ErogameScape -エロゲー批評空間-

kabbotさんのAIRの長文感想

ユーザー
kabbot
ゲーム
AIR
ブランド
Key
得点
100
参照数
577

一言コメント

エロゲーではない。

**ネタバレ注意**
ゲームをクリアした人むけのレビューです。

長文感想

もはやエロゲーとか、ギャルゲーという域を大きく超えている。

最終√において、主人公は(一見)傍観者にすぎない。
どのような選択肢を通っても、悲劇的ともいえる結末を見ているだけしかできない。
主人公の選択により、ヒロインの運命を左右できるというエロゲーやギャルゲーにおいて、これが許されないAir編のラストは衝撃的である。

1度目のプレイでは衝撃の展開と結末に打ちのめされて終わってしまった。
シナリオを理解できなかった。
しかし、2度目に落ち着いてプレイして、初めて作者の深い意図に気付いた。
ヒロインのけなげさ、そして親子の絆の深さに深く心を打たれた。
途中から涙と嗚咽が止まらず、呼吸困難で死ぬかもしれないと思ったほどである。
理解できなかった人は余りにもったいない。
身近な人の死に出会い、決して死=悲劇ではないということをぜひ経験した上で、再度プレイして欲しい。
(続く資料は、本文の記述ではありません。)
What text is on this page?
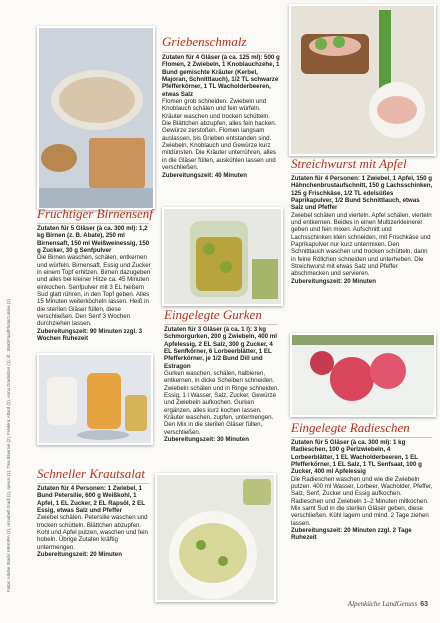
Griebenschmalz
Zutaten für 4 Gläser (à ca. 125 ml): 500 g Flomen, 2 Zwiebeln, 1 Knoblauchzehe, 1 Bund gemischte Kräuter (Kerbel, Majoran, Schnittlauch), 1/2 TL schwarze Pfefferkörner, 1 TL Wacholderbeeren, etwas Salz
Flomen grob schneiden. Zwiebeln und Knoblauch schälen und fein würfeln. Kräuter waschen und trocken schütteln. Die Blättchen abzupfen, alles fein hacken. Gewürze zerstoßen. Flomen langsam auslassen, bis Grieben entstanden sind. Zwiebeln, Knoblauch und Gewürze kurz mitdünsten. Die Kräuter unterrühren, alles in die Gläser füllen, auskühlen lassen und verschließen.
Zubereitungszeit: 40 Minuten
Streichwurst mit Apfel
Zutaten für 4 Personen: 1 Zwiebel, 1 Apfel, 150 g Hähnchenbrustaufschnitt, 150 g Lachsschinken, 125 g Frischkäse, 1/2 TL edelsüßes Paprikapulver, 1/2 Bund Schnittlauch, etwas Salz und Pfeffer
Zwiebel schälen und vierteln. Apfel schälen, vierteln und entkernen. Beides in einen Multizerkleinerer geben und fein mixen. Aufschnitt und Lachsschinken klein schneiden, mit Frischkäse und Paprikapulver nur kurz untermixen. Den Schnittlauch waschen und trocken schütteln, dann in feine Röllchen schneiden und unterheben. Die Streichwurst mit etwas Salz und Pfeffer abschmecken und servieren.
Zubereitungszeit: 20 Minuten
Fruchtiger Birnensenf
Zutaten für 5 Gläser (à ca. 300 ml): 1,2 kg Birnen (z. B. Abate), 250 ml Birnensaft, 150 ml Weißweinessig, 150 g Zucker, 30 g Senfpulver
Die Birnen waschen, schälen, entkernen und würfeln. Birnensaft, Essig und Zucker in einem Topf erhitzen. Birnen dazugeben und alles bei kleiner Hitze ca. 45 Minuten einkochen. Senfpulver mit 3 EL heißem Sud glatt rühren, in den Topf geben. Alles 15 Minuten weiterköcheln lassen. Heiß in die sterilen Gläser füllen, diese verschließen. Den Senf 3 Wochen durchziehen lassen.
Zubereitungszeit: 90 Minuten zzgl. 3 Wochen Ruhezeit
Eingelegte Gurken
Zutaten für 3 Gläser (à ca. 1 l): 3 kg Schmorgurken, 200 g Zwiebeln, 400 ml Apfelessig, 2 EL Salz, 300 g Zucker, 4 EL Senfkörner, 6 Lorbeerblätter, 1 EL Pfefferkörner, je 1/2 Bund Dill und Estragon
Gurken waschen, schälen, halbieren, entkernen, in dicke Scheiben schneiden. Zwiebeln schälen und in Ringe schneiden. Essig, 1 l Wasser, Salz, Zucker, Gewürze und Zwiebeln aufkochen. Gurken ergänzen, alles kurz kochen lassen. Kräuter waschen, zupfen, untermengen. Den Mix in die sterilen Gläser füllen, verschließen.
Zubereitungszeit: 30 Minuten
Eingelegte Radieschen
Zutaten für 5 Gläser (à ca. 300 ml): 1 kg Radieschen, 100 g Perlzwiebeln, 4 Lorbeerblätter, 1 EL Wacholderbeeren, 1 EL Pfefferkörner, 1 EL Salz, 1 TL Senfsaat, 100 g Zucker, 400 ml Apfelessig
Die Radieschen waschen und wie die Zwiebeln putzen. 400 ml Wasser, Lorbeer, Wacholder, Pfeffer, Salz, Senf, Zucker und Essig aufkochen. Radieschen und Zwiebeln 1–2 Minuten mitkochen. Mix samt Sud in die sterilen Gläser geben, diese verschließen. Kühl lagern und mind. 2 Tage ziehen lassen.
Zubereitungszeit: 20 Minuten zzgl. 2 Tage Ruhezeit
Schneller Krautsalat
Zutaten für 4 Personen: 1 Zwiebel, 1 Bund Petersilie, 600 g Weißkohl, 1 Apfel, 1 EL Zucker, 2 EL Rapsöl, 2 EL Essig, etwas Salz und Pfeffer
Zwiebel schälen. Petersilie waschen und trocken schütteln. Blättchen abzupfen. Kohl und Apfel putzen, waschen und fein hobeln. Übrige Zutaten kräftig untermengen.
Zubereitungszeit: 20 Minuten
Fotos: Adobe Stock/ HIKKIRA (1), Annabell Gradl (1), sjesus (1), Tina Bluemel (2), Frédéric Attard (2), Anna Grodnitzer (1); ill.: StockFoodPhotoCuisine (1)
Alpenküche LandGenuss 63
なお、主人公は傍観者にすぎないと書いたが、これは表面的な見方であり、AIR編においても、実際に主人公の選択により、より悲劇的な結末を迎えてしまうことになる。
主人公は、どんな情況になっても戦いをあきらめていない。
どんなに結末が悲劇的であっても、抗うことをあきらめることは許されない。
意味の分からないようにも思える選択肢には、このような強固な思想が秘められている。

私にとってAIRを超えるゲームはない。
もはやAIRはゲームではない。